= Seksaria =

Family in India

The Seksarias are a premier industrialist family of India. It is a well recognised and respected family name in the Marwari community in India. The Seksaria family originally came from the district called Sekhsar in Rajasthan, India, hence they chose the family name "Seksaria".

In the early 20th century they were considered as stalwarts in industries like textiles, cotton, rice & oil, banking, real estate, mining, printing, movie production, sugar, steel, commodities and equity markets where their industries and property holdings were spread across the whole country. They were also widely regarded as one of the wealthiest families in the country around this time. An iconic figure in the family, Mr. Govindram Seksaria, was referred to as The Cotton King of the world.
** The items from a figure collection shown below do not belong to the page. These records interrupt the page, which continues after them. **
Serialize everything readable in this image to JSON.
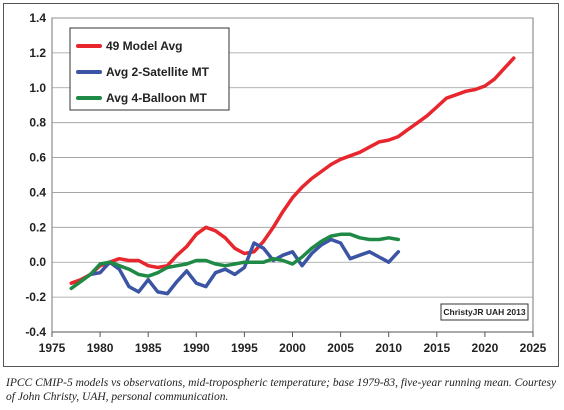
{
  "chart_data": {
    "type": "line",
    "title": "",
    "xlabel": "",
    "ylabel": "",
    "xlim": [
      1975,
      2025
    ],
    "ylim": [
      -0.4,
      1.4
    ],
    "x_ticks": [
      1975,
      1980,
      1985,
      1990,
      1995,
      2000,
      2005,
      2010,
      2015,
      2020,
      2025
    ],
    "x_tick_labels": [
      "1975",
      "1980",
      "1985",
      "1990",
      "1995",
      "2000",
      "2005",
      "2010",
      "2015",
      "2020",
      "2025"
    ],
    "y_ticks": [
      -0.4,
      -0.2,
      0.0,
      0.2,
      0.4,
      0.6,
      0.8,
      1.0,
      1.2,
      1.4
    ],
    "y_tick_labels": [
      "-0.4",
      "-0.2",
      "0.0",
      "0.2",
      "0.4",
      "0.6",
      "0.8",
      "1.0",
      "1.2",
      "1.4"
    ],
    "grid": "horizontal",
    "legend_position": "top-left",
    "annotation": "ChristyJR UAH 2013",
    "series": [
      {
        "name": "49 Model Avg",
        "color": "#e8262d",
        "x": [
          1977,
          1978,
          1979,
          1980,
          1981,
          1982,
          1983,
          1984,
          1985,
          1986,
          1987,
          1988,
          1989,
          1990,
          1991,
          1992,
          1993,
          1994,
          1995,
          1996,
          1997,
          1998,
          1999,
          2000,
          2001,
          2002,
          2003,
          2004,
          2005,
          2006,
          2007,
          2008,
          2009,
          2010,
          2011,
          2012,
          2013,
          2014,
          2015,
          2016,
          2017,
          2018,
          2019,
          2020,
          2021,
          2022,
          2023
        ],
        "y": [
          -0.12,
          -0.1,
          -0.07,
          -0.02,
          0.0,
          0.02,
          0.01,
          0.01,
          -0.02,
          -0.03,
          -0.02,
          0.04,
          0.09,
          0.16,
          0.2,
          0.18,
          0.14,
          0.08,
          0.05,
          0.06,
          0.12,
          0.2,
          0.29,
          0.37,
          0.43,
          0.48,
          0.52,
          0.56,
          0.59,
          0.61,
          0.63,
          0.66,
          0.69,
          0.7,
          0.72,
          0.76,
          0.8,
          0.84,
          0.89,
          0.94,
          0.96,
          0.98,
          0.99,
          1.01,
          1.05,
          1.11,
          1.17
        ]
      },
      {
        "name": "Avg 2-Satellite MT",
        "color": "#3b54a3",
        "x": [
          1979,
          1980,
          1981,
          1982,
          1983,
          1984,
          1985,
          1986,
          1987,
          1988,
          1989,
          1990,
          1991,
          1992,
          1993,
          1994,
          1995,
          1996,
          1997,
          1998,
          1999,
          2000,
          2001,
          2002,
          2003,
          2004,
          2005,
          2006,
          2007,
          2008,
          2009,
          2010,
          2011
        ],
        "y": [
          -0.07,
          -0.06,
          0.0,
          -0.04,
          -0.14,
          -0.17,
          -0.1,
          -0.17,
          -0.18,
          -0.11,
          -0.05,
          -0.12,
          -0.14,
          -0.06,
          -0.04,
          -0.07,
          -0.03,
          0.11,
          0.08,
          0.01,
          0.04,
          0.06,
          -0.02,
          0.05,
          0.1,
          0.13,
          0.11,
          0.02,
          0.04,
          0.06,
          0.03,
          0.0,
          0.06
        ]
      },
      {
        "name": "Avg 4-Balloon MT",
        "color": "#1e8a45",
        "x": [
          1977,
          1978,
          1979,
          1980,
          1981,
          1982,
          1983,
          1984,
          1985,
          1986,
          1987,
          1988,
          1989,
          1990,
          1991,
          1992,
          1993,
          1994,
          1995,
          1996,
          1997,
          1998,
          1999,
          2000,
          2001,
          2002,
          2003,
          2004,
          2005,
          2006,
          2007,
          2008,
          2009,
          2010,
          2011
        ],
        "y": [
          -0.15,
          -0.11,
          -0.07,
          -0.01,
          0.0,
          -0.02,
          -0.04,
          -0.07,
          -0.08,
          -0.06,
          -0.03,
          -0.02,
          -0.01,
          0.01,
          0.01,
          -0.01,
          -0.02,
          -0.01,
          0.0,
          0.0,
          0.0,
          0.02,
          0.01,
          -0.01,
          0.03,
          0.08,
          0.12,
          0.15,
          0.16,
          0.16,
          0.14,
          0.13,
          0.13,
          0.14,
          0.13
        ]
      }
    ]
  },
  "caption": "IPCC CMIP-5 models vs observations, mid-tropospheric temperature; base 1979-83, five-year running mean. Courtesy of John Christy, UAH, personal communication."
}
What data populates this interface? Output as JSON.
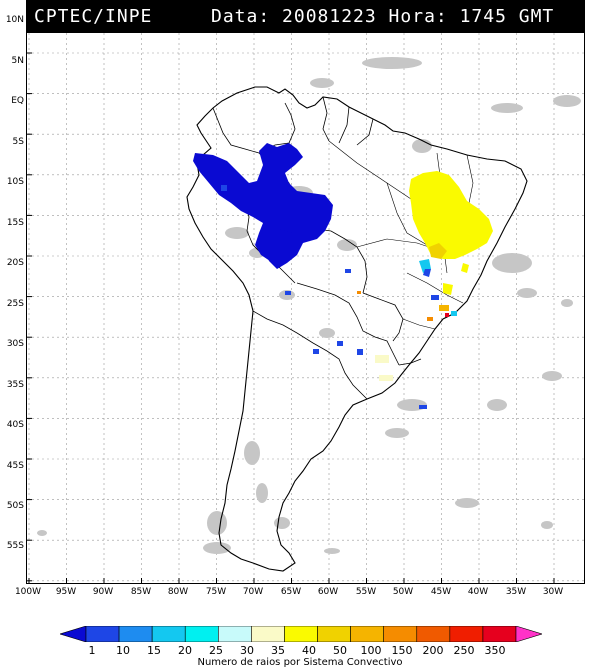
{
  "header": {
    "source": "CPTEC/INPE",
    "datetime": "Data: 20081223 Hora: 1745 GMT"
  },
  "map": {
    "lat_labels": [
      "10N",
      "5N",
      "EQ",
      "5S",
      "10S",
      "15S",
      "20S",
      "25S",
      "30S",
      "35S",
      "40S",
      "45S",
      "50S",
      "55S"
    ],
    "lon_labels": [
      "100W",
      "95W",
      "90W",
      "85W",
      "80W",
      "75W",
      "70W",
      "65W",
      "60W",
      "55W",
      "50W",
      "45W",
      "40W",
      "35W",
      "30W"
    ],
    "region": "South America",
    "lat_range": [
      -56,
      13
    ],
    "lon_range": [
      -100,
      -28
    ]
  },
  "colorbar": {
    "labels": [
      "1",
      "10",
      "15",
      "20",
      "25",
      "30",
      "35",
      "40",
      "50",
      "100",
      "150",
      "200",
      "250",
      "350"
    ],
    "colors": [
      "#0a0ad2",
      "#1e46e6",
      "#1e8cf0",
      "#14c8f0",
      "#00f0f0",
      "#c8fafa",
      "#fafac8",
      "#fafa00",
      "#f0d200",
      "#f5b400",
      "#f58c00",
      "#f05a00",
      "#f01e00",
      "#e6001e",
      "#ff32c8"
    ],
    "title": "Numero de raios por Sistema Convectivo"
  }
}
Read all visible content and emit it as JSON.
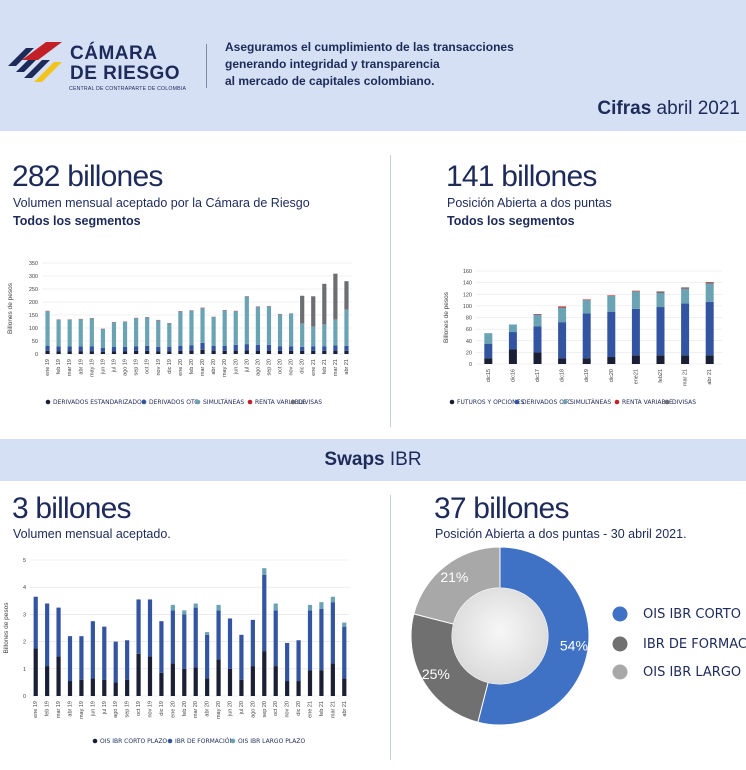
{
  "header": {
    "logo_line1": "CÁMARA",
    "logo_line2": "DE RIESGO",
    "logo_sub": "CENTRAL DE CONTRAPARTE DE COLOMBIA",
    "tagline1": "Aseguramos el cumplimiento de las transacciones",
    "tagline2": "generando integridad y transparencia",
    "tagline3": "al mercado de capitales colombiano.",
    "cifras_bold": "Cifras",
    "cifras_rest": " abril 2021"
  },
  "band": {
    "bold": "Swaps",
    "rest": " IBR"
  },
  "panels": {
    "volumen": {
      "headline": "282 billones",
      "subtitle": "Volumen mensual aceptado por la Cámara de Riesgo",
      "segment": "Todos los segmentos"
    },
    "posicion": {
      "headline": "141 billones",
      "subtitle": "Posición Abierta a dos puntas",
      "segment": "Todos los segmentos"
    },
    "swaps_volumen": {
      "headline": "3 billones",
      "subtitle": "Volumen mensual aceptado."
    },
    "swaps_posicion": {
      "headline": "37 billones",
      "subtitle": "Posición Abierta a dos puntas -  30 abril 2021."
    }
  },
  "colors": {
    "navy": "#1a1f36",
    "blue": "#3355a1",
    "teal": "#6aa3b4",
    "red": "#c22026",
    "gray": "#6d6e71",
    "pie_blue": "#3f71c4",
    "pie_dark": "#707070",
    "pie_light": "#a8a8a8"
  },
  "chart_data": [
    {
      "type": "bar",
      "stacked": true,
      "ylabel": "Billones de pesos",
      "ylim": [
        0,
        350
      ],
      "yticks": [
        "0",
        "50",
        "100",
        "150",
        "200",
        "250",
        "300",
        "350"
      ],
      "grid": true,
      "legend_position": "bottom",
      "categories": [
        "ene 19",
        "feb 19",
        "mar 19",
        "abr 19",
        "may 19",
        "jun 19",
        "jul 19",
        "ago 19",
        "sep 19",
        "oct 19",
        "nov 19",
        "dic 19",
        "ene 20",
        "feb 20",
        "mar 20",
        "abr 20",
        "may 20",
        "jun 20",
        "jul 20",
        "ago 20",
        "sep 20",
        "oct 20",
        "nov 20",
        "dic 20",
        "ene 21",
        "feb 21",
        "mar 21",
        "abr 21"
      ],
      "series": [
        {
          "name": "DERIVADOS ESTANDARIZADOS",
          "color": "#1a1f36",
          "values": [
            12,
            11,
            11,
            11,
            11,
            9,
            11,
            11,
            12,
            12,
            11,
            11,
            12,
            13,
            16,
            13,
            12,
            13,
            14,
            13,
            13,
            12,
            12,
            12,
            12,
            12,
            13,
            12
          ]
        },
        {
          "name": "DERIVADOS OTC",
          "color": "#3355a1",
          "values": [
            20,
            18,
            18,
            18,
            19,
            14,
            16,
            17,
            18,
            19,
            17,
            16,
            20,
            21,
            27,
            19,
            20,
            22,
            24,
            22,
            22,
            18,
            18,
            16,
            18,
            18,
            20,
            19
          ]
        },
        {
          "name": "SIMULTÁNEAS",
          "color": "#6aa3b4",
          "values": [
            133,
            103,
            103,
            105,
            107,
            73,
            95,
            96,
            108,
            110,
            102,
            91,
            132,
            133,
            133,
            110,
            136,
            130,
            183,
            147,
            148,
            123,
            125,
            90,
            76,
            84,
            100,
            140
          ]
        },
        {
          "name": "RENTA VARIABLE",
          "color": "#c22026",
          "values": [
            1,
            1,
            1,
            1,
            1,
            1,
            1,
            1,
            1,
            1,
            1,
            1,
            1,
            1,
            2,
            1,
            1,
            1,
            1,
            1,
            1,
            1,
            1,
            1,
            1,
            1,
            1,
            1
          ]
        },
        {
          "name": "DIVISAS",
          "color": "#6d6e71",
          "values": [
            0,
            0,
            0,
            0,
            0,
            0,
            0,
            0,
            0,
            0,
            0,
            0,
            0,
            0,
            0,
            0,
            0,
            0,
            0,
            0,
            0,
            0,
            0,
            105,
            115,
            155,
            175,
            108
          ]
        }
      ]
    },
    {
      "type": "bar",
      "stacked": true,
      "ylabel": "Billones de pesos",
      "ylim": [
        0,
        160
      ],
      "yticks": [
        "0",
        "20",
        "40",
        "60",
        "80",
        "100",
        "120",
        "140",
        "160"
      ],
      "grid": true,
      "legend_position": "bottom",
      "categories": [
        "dic15",
        "dic16",
        "dic17",
        "dic18",
        "dic19",
        "dic20",
        "ene21",
        "feb21",
        "mar 21",
        "abr 21"
      ],
      "series": [
        {
          "name": "FUTUROS Y OPCIONES",
          "color": "#1a1f36",
          "values": [
            10,
            25,
            20,
            10,
            10,
            12,
            15,
            15,
            15,
            15
          ]
        },
        {
          "name": "DERIVADOS OTC",
          "color": "#3355a1",
          "values": [
            25,
            30,
            45,
            62,
            77,
            78,
            80,
            83,
            89,
            92
          ]
        },
        {
          "name": "SIMULTÁNEAS",
          "color": "#6aa3b4",
          "values": [
            18,
            13,
            20,
            25,
            23,
            27,
            30,
            25,
            26,
            31
          ]
        },
        {
          "name": "RENTA VARIABLE",
          "color": "#c22026",
          "values": [
            0,
            0,
            1,
            2,
            1,
            1,
            1,
            1,
            1,
            1
          ]
        },
        {
          "name": "DIVISAS",
          "color": "#6d6e71",
          "values": [
            0,
            0,
            0,
            0,
            0,
            0,
            0,
            1,
            1,
            2
          ]
        }
      ]
    },
    {
      "type": "bar",
      "stacked": true,
      "ylabel": "Billones de pesos",
      "ylim": [
        0,
        5
      ],
      "yticks": [
        "0",
        "1",
        "2",
        "3",
        "4",
        "5"
      ],
      "grid": true,
      "legend_position": "bottom",
      "categories": [
        "ene 19",
        "feb 19",
        "mar 19",
        "abr 19",
        "may 19",
        "jun 19",
        "jul 19",
        "ago 19",
        "sep 19",
        "oct 19",
        "nov 19",
        "dic 19",
        "ene 20",
        "feb 20",
        "mar 20",
        "abr 20",
        "may 20",
        "jun 20",
        "jul 20",
        "ago 20",
        "sep 20",
        "oct 20",
        "nov 20",
        "dic 20",
        "ene 21",
        "feb 21",
        "mar 21",
        "abr 21"
      ],
      "series": [
        {
          "name": "OIS IBR CORTO PLAZO",
          "color": "#1a1f36",
          "values": [
            1.75,
            1.1,
            1.45,
            0.55,
            0.6,
            0.65,
            0.6,
            0.5,
            0.6,
            1.55,
            1.45,
            0.85,
            1.2,
            1.0,
            1.05,
            0.65,
            1.35,
            1.0,
            0.6,
            1.1,
            1.65,
            1.1,
            0.55,
            0.55,
            0.95,
            0.95,
            1.2,
            0.65
          ]
        },
        {
          "name": "IBR DE FORMACIÓN",
          "color": "#3355a1",
          "values": [
            1.9,
            2.3,
            1.8,
            1.65,
            1.6,
            2.1,
            1.95,
            1.5,
            1.45,
            2.0,
            2.1,
            1.9,
            1.95,
            2.0,
            2.2,
            1.6,
            1.8,
            1.85,
            1.65,
            1.7,
            2.8,
            2.05,
            1.4,
            1.5,
            2.2,
            2.25,
            2.25,
            1.9
          ]
        },
        {
          "name": "OIS IBR LARGO PLAZO",
          "color": "#6aa3b4",
          "values": [
            0,
            0,
            0,
            0,
            0,
            0,
            0,
            0,
            0,
            0,
            0,
            0,
            0.2,
            0.15,
            0.15,
            0.1,
            0.2,
            0,
            0,
            0,
            0.25,
            0.25,
            0,
            0,
            0.2,
            0.25,
            0.2,
            0.15
          ]
        }
      ]
    },
    {
      "type": "pie",
      "donut": true,
      "categories": [
        "OIS IBR CORTO PLAZ",
        "IBR DE FORMACIÓN",
        "OIS IBR LARGO PLAZ"
      ],
      "values": [
        54,
        25,
        21
      ],
      "labels": [
        "54%",
        "25%",
        "21%"
      ],
      "colors": [
        "#3f71c4",
        "#707070",
        "#a8a8a8"
      ],
      "legend_position": "right"
    }
  ]
}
The New York Cotton Exchange has erected a ziggurat in his honor inside the office building. Another well known industrialist in the family was Makhanlal Gordhandas Seksaria. The family was also closely associated with the India's Independence Movement with close ties to leading freedom fighters of that time, including Mahatma Gandhi.

For many Indian industrialist families, the Nationalisation Act and the Land Ceiling Act had brought about significant changes in their holdings. However, the Seksaria tradition is still carried on by the current generation of family torchbearers and the 80-Room Seksaria Family Haveli in the Rajasthani village of Navalgarh.